Я мигом вскочила, ничего не понимая. Где я? Что случилось? Почему мама здесь? Ах, да… Мы же на Украине. И вчера узнали про то, что началась война. А мама моя сейчас далеко, под Москвой…
Я моргнула. На меня пристально глядел Васек Трубачев. От его крика проснулись и мальчики: сонно щурился Мазин, тёр глаза кулаками Сева, зевал Саша Булгаков.
-Ребята! - Трубачев оглядел нас. Было заметно, что он волнуется. - Я такое сейчас узнал! Фашисты нашу станцию разбили! Вокзал на Жуковке разбили!
Откуда ты узнал? - Коля Одинцов побледнел. - Как они разбили? Там же люди, поезда!
-Жорка, сын Татьяны сказал. - Васек прикусил губу. - И шофера, который наших ребят с Сергеем Николаевичем увез на Жуковку, тоже фашисты разбили….
-Ой!
Я прижала ладони к щекам. Ведь там же были наши одноклассники! Живы ли они, успели ли на поезд? А девочки? Да, и где Митя?
В хату вошел Степан Ильич. Он сильно изменился: лицо стало серым, усталым и хмурым. Взглянув на нас, он усмехнулся:
-Вот вы где? Уже встали, гляжу. Вот и работа вам сегодня предстоит: будете на поле зерно в мешки собирать. Только дивчинка останется.
-Не останусь! - Я вызывающе посмотрела в глаза председателю колхоза. - Вместе со всеми пойду. Степан Ильич, где Митя?
-На Жуковку побежал. Зачем побежал? Не знаю… - Степан Ильич махнул рукой и сел за стол. - Страшно там сейчас: фашисты налет вчера сделали. Много людей наших побили. Никого не пожалели… Грузовик с детьми ехал - и тот разбомбили… Всех в кашу, кто там был…

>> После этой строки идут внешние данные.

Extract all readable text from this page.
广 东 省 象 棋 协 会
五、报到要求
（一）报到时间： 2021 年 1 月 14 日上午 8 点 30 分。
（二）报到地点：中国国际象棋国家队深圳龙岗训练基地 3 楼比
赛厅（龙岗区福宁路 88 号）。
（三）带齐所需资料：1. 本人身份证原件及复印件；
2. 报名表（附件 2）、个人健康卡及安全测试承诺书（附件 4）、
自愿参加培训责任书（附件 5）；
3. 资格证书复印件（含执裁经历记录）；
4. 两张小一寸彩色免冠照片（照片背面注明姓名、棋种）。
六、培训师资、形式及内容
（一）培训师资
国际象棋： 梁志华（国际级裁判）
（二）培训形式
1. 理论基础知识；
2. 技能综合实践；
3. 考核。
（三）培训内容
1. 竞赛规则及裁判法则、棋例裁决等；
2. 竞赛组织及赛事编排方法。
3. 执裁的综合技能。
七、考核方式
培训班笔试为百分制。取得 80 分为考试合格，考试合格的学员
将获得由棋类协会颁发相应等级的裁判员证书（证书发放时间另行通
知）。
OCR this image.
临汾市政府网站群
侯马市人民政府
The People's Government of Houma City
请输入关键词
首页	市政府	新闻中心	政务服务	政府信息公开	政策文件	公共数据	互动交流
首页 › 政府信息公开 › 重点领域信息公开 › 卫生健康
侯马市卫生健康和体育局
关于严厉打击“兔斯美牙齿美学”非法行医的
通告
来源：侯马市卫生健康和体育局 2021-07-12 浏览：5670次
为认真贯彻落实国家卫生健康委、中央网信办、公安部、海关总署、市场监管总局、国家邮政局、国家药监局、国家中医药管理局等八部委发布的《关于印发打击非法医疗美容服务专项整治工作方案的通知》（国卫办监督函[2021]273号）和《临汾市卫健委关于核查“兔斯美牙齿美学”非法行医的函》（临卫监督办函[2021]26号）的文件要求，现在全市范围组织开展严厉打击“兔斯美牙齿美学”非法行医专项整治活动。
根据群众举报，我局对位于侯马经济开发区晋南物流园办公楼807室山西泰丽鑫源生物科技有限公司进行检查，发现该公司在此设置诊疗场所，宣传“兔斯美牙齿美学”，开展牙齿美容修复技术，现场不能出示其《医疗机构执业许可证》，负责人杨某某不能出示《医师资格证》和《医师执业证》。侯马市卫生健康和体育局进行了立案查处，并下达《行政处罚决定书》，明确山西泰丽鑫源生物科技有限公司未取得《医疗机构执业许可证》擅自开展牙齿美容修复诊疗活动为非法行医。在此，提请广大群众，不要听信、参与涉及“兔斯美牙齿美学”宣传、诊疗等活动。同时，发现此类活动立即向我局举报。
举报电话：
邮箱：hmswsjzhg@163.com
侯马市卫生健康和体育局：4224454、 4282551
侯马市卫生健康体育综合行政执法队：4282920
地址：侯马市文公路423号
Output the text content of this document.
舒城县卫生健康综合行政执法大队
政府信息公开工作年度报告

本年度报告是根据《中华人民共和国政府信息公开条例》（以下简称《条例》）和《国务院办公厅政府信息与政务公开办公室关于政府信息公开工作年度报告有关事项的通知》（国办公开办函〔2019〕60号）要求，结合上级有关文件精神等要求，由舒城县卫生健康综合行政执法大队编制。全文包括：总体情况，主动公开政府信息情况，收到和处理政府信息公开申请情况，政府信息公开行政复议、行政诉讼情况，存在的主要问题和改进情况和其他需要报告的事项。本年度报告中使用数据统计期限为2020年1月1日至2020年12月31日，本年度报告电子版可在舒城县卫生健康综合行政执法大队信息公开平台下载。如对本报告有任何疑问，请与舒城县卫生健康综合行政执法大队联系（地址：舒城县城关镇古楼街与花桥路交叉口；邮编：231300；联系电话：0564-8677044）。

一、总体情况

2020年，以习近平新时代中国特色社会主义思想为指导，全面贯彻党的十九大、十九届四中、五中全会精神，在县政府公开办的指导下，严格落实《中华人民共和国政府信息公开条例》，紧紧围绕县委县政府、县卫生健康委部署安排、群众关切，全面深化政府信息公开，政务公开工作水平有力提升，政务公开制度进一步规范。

- Что? - У меня все поплыло перед глазами. - Грузовик… с детьми? Там же…
Страшная догадка в один миг поразила всех нас. Неужели Валя, Нюра и Лида… Неправда, не может этого быть!!!
Всхлипнул, закрыв лицо руками, Сева Малютин; страшно побелел Коля Одинцов; отвернулся, вытирая глаза кулаком, Васек…
-А что это вы? - Степан Ильич удивленно взглянул на нас. - А? Испугались? Нечего тут бояться, бороться надо! Враг еще много наших людей убьет! А мы - его убьем!
-Дядя Степан… - произнес Васек дрожащим от сдерживаемых слез голосом. - В том грузовике… Там наши девочки были… Мы их на дороге посадили туда…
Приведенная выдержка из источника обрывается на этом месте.